Thawerapsaw, Gadda ge, Baie dankie, Ntyox teru’, Seé, Iyayraykere….

I reckon Joanne would have liked to say thank you to a few people.

Men such as the raiders of the United States SEAL team who found and killed Osama bin Laden. People such as the occupants of the CIA ‘safe house’ in that sleepy Pakistani town which was home to the Pakistani equivalent of West Point, or Sandhurst; the guys who actually helped determine whether the shadowy occupant of that well-protected building was the ‘most-wanted’ man in the whole world. Joanne would have liked to shake the hand of the head of the CIA Leon Panetta, and the secretive but steely people who work for that sometimes harshly-judged group, who organised the enhanced search teams upon a directive from  his boss, President Obama. Joanne would have spoken kindly to the people who built and flew the helicopters which helped keep the secret of the attack until the last moment.

She might have liked to congratulate the President herself, but would have liked to have also congratulated his predecessor President Bush, because he commenced the tiny, very personal war which ended in the death of bin Laden.

I keep saying ‘would have’, or ‘might’; when writing of Joanne’s thoughts or actions in these days when at least one of America’s enemies has been given the last rites of his religion before being given a burial at sea: but all I can do but surmise. You see, I really don’t know how Joanne would have reacted to the news, but I like to think I have guessed right, because even truly gentle people have a right to get annoyed some time!
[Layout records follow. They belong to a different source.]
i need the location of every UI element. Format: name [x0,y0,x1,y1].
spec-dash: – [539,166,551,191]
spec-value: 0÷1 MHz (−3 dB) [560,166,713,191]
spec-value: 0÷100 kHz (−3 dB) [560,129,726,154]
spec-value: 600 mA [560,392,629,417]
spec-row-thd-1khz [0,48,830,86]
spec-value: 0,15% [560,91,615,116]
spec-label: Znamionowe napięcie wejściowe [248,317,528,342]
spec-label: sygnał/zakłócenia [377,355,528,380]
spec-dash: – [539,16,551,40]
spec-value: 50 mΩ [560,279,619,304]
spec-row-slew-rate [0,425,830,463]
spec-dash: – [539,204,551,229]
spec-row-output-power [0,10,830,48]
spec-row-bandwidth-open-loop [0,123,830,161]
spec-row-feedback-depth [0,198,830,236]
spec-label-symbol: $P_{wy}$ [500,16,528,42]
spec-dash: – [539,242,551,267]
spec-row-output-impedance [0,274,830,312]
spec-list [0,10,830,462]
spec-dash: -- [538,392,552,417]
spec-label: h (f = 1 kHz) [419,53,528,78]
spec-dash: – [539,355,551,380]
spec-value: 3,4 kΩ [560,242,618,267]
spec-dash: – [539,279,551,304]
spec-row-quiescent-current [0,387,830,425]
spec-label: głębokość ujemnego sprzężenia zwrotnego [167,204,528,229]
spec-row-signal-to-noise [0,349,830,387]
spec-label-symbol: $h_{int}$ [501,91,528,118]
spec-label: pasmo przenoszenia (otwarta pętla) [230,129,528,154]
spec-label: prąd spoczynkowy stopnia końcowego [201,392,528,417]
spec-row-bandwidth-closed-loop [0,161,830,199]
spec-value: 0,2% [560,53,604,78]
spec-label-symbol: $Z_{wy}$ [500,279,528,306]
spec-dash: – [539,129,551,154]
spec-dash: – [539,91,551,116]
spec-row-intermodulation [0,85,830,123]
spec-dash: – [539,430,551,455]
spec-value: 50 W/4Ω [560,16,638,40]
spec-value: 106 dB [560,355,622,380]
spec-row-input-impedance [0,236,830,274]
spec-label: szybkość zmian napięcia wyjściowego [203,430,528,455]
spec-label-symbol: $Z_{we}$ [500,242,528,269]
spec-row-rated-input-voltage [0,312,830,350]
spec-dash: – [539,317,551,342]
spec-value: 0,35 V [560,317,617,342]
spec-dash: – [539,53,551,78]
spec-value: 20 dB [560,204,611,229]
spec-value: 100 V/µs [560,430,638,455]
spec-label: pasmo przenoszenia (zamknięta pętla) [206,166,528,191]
Meanwhile, back in the ‘Real’ world…

Been driving recently? Been out for a long walk through  scenic hills or moorlands? Done any running to get a little fitter? Ever  wondered how the Channel Tunnel boys managed to meet in the middle less than  six inches off track? Read of an amazing rescue by helicopter miles out to sea,  with absolutely no land reference points to guide the pilot and navigator? Oil  spill tracking, to animal migration habits, it is all done at the click of a  mouse and the touch of a button; the mouse and buttons being of course  connected to a G.P.S. (Global Positioning Satellite) receiver. You can track  your exact location, within ten yards of course, at any place upon this Planet  Earth, and the greatest thing about the American G.P.S. system is that once you  have purchased your Tom-Tom, or Garmin or whichever of the dozens of systems  available, there are no charges whatsoever! Amazing that! absolutely free to  use. Fair enough, if you want more maps, or updated speed-camera lists, or  whatever else, you may have to pay extra, but you still do not pay one penny  towards the G.P.S. system itself. Free, like America is; free as the air we  breathe!

So you might be asking yourself why you, as a British taxpayer,  are paying into a huge money pot to launch thirty, that is twenty-seven plus  three spare satellites, to serve as an alternative G.P.S. system? Because you, along  with the other 350 million residents of the nations who make up the European  Union, are doing exactly that. You, or rather the European Space Agency, on  your behalf, are spending mind-boggling sums of money shovelling test-vehicles  into orbit, and preparing to spend even more mind-bending sums of your cash on  the launch rocketry, receiving stations and operating personnel; all so that  Europe can say “We have one as well!” The boast of the Europeans, by the way,  is that they will be making a profit; on an estimated total cost of £21 billion.

I bet you feel really proud right about now, don’t you?